20.1.21

O estatuto médio (short stories #293)

Sleaford Mods (ft. Billy Nomates), “Mork n Mindy”, in https://www.youtube.com/watch?v=iKcbSOjIzjQ

          Ajanotam-se, os aspirantes ao desanonimato. A fatiota mais graciosa, compondo o cabelo ao milímetro e ensaiando o discurso, com as vírgulas no sítio e, de preferência, escassa adjetivação e moderado uso de advérbios de modo. Os tais “cinco minutos de fama” não podem ser desperdiçados com uma entrada de sendeiro. Tudo tem de estar à beira da perfeição. Poderá não haver outro ensejo. Na hipótese de ser gorada a tentativa de subir o corrimão da fama, sobra o anonimato. Podem ficar no umbral da melancolia, entendida como a patologia de quem não consegue sair da cepa torta. Não percebem, estes aspirantes, que o anonimato é o que mais os aproxima de um dom incomensurável. Não tomam consciência, talvez por desconhecimento de causa, que o descaimento dos holofotes sobre as suas pessoas, uma vez extraídos ao estertor da indiferença, termina com as possibilidades de escaparem aos olhares intrusivos que os “conhecem de algum lado”. Se pudessem ir ao estrelato e regressar ao conforto do estatuto médio, dissolviam a ambição de se tornarem públicas figuras.
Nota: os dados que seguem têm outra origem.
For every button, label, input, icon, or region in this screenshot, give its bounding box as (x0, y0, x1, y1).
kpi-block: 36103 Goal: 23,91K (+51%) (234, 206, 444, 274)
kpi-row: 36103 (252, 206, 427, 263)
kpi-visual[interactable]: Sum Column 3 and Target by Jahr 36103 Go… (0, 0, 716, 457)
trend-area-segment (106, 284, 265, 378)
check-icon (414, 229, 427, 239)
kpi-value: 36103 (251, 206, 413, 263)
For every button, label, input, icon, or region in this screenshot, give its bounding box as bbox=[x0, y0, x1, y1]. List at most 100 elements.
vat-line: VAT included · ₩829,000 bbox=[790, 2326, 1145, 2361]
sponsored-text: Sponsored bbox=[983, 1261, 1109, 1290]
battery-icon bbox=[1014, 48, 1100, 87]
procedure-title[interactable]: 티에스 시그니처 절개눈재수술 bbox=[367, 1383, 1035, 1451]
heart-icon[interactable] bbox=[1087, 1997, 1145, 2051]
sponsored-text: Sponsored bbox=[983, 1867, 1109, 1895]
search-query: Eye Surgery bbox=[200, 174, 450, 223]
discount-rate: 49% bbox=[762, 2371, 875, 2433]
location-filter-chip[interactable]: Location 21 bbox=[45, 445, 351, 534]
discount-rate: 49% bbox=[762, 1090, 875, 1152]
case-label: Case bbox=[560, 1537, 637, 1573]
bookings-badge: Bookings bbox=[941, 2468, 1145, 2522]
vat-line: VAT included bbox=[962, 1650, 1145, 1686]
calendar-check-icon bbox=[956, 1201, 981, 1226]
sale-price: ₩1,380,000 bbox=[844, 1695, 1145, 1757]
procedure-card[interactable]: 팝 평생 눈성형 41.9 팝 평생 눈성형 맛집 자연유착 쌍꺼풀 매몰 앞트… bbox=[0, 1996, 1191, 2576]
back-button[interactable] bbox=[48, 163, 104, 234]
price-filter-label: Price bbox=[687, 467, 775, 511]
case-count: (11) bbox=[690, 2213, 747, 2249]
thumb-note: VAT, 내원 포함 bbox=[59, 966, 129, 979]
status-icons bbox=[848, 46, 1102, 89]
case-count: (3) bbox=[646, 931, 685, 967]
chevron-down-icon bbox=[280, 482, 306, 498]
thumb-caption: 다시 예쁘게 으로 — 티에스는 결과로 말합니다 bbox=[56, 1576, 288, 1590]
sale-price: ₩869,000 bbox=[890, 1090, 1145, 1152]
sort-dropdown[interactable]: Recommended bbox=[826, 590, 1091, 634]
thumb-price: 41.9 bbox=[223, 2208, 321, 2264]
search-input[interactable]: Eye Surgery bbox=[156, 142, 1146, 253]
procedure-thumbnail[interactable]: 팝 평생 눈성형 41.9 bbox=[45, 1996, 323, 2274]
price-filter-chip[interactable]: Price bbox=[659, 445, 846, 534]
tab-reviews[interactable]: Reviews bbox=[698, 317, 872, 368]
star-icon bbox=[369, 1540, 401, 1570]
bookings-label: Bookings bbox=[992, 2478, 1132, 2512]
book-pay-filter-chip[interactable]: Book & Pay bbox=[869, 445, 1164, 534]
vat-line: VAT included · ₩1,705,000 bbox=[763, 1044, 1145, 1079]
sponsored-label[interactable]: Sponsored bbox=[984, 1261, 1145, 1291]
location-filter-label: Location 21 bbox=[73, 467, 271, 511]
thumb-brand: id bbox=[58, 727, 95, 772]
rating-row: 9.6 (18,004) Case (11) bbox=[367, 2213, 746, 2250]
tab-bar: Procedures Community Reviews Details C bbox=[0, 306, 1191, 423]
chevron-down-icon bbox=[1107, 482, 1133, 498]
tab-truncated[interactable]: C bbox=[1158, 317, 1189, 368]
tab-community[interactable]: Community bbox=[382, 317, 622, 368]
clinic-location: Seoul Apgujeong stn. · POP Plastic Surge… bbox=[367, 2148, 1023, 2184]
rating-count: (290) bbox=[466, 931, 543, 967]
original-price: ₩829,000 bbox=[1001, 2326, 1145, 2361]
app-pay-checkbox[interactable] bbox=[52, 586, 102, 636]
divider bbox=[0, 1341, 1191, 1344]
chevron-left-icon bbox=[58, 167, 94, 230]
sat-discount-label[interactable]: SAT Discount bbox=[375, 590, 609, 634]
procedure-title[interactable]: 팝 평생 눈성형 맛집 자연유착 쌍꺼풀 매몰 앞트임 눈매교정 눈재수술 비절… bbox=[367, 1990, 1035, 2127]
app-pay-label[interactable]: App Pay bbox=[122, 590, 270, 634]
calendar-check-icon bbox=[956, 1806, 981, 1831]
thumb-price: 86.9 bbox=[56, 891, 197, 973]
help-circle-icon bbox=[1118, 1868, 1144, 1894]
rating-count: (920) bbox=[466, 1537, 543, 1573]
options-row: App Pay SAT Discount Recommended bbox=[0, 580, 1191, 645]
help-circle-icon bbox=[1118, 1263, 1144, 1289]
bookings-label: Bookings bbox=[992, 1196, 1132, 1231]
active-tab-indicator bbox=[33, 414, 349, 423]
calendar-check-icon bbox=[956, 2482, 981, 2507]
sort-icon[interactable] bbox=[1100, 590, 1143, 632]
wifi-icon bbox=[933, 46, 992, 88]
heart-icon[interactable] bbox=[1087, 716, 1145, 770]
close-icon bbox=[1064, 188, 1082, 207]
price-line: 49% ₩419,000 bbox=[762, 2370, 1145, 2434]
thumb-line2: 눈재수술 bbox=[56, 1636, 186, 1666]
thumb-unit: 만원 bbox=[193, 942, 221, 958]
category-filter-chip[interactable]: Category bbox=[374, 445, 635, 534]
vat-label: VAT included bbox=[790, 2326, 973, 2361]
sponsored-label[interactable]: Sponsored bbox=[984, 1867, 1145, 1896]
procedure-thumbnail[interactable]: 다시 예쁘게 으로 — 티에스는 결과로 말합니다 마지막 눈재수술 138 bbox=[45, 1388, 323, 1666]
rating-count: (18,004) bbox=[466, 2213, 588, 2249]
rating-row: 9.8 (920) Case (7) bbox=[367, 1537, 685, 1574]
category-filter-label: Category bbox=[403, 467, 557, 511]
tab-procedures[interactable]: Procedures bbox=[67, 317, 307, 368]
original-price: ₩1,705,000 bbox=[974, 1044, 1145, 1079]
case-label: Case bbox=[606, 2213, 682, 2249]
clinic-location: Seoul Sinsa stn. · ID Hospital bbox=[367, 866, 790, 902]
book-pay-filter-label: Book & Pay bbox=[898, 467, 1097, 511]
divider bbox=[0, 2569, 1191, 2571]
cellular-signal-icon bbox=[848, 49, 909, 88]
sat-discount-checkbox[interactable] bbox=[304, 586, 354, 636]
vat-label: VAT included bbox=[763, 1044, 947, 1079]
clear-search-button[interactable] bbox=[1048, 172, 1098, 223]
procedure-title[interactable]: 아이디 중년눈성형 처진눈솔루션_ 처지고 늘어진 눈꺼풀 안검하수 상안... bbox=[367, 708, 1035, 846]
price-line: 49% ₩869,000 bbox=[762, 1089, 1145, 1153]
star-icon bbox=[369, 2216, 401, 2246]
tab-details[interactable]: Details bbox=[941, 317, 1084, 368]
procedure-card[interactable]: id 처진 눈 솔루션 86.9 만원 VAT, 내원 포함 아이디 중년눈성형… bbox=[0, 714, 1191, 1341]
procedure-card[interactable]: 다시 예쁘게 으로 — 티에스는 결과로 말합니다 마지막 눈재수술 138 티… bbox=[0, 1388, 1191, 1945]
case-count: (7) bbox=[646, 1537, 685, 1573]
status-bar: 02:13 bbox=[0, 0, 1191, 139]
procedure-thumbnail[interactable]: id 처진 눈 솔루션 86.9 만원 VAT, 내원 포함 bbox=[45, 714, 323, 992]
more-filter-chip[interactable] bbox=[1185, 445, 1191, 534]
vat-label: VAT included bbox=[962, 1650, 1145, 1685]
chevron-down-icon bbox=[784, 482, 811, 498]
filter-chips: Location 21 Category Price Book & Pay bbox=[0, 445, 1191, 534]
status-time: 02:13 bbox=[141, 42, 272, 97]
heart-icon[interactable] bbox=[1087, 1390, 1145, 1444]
Enquanto figurantes da imensa mole indiferenciada, são mais um entre tantos. Sem outros olhares espiolhando o que fazem e o que dizem. Sem se prestarem aos juízos que sobre si impendem, com a descomodidade de verem outros sentenciarem sobre as suas vidas. Se conseguirem singrar na imodesta proposta que se atribuem e o filão das públicas personagens conseguirem engrossar, sosseguem que não é deformidade definitiva. Na intensa efemeridade do hodierno, tão depressa estão nas bocas do mundo como caem no oblívio. Nessa altura, resgatam o estatuto médio. Podem voltar à rua sem terem olhares estranhos a invadi-los. Podem, sem receios outros que não seja a prestação de contas que se autoimpõem, desandar das convenções. Não digam que o estatuto médio não é o mais apetecível.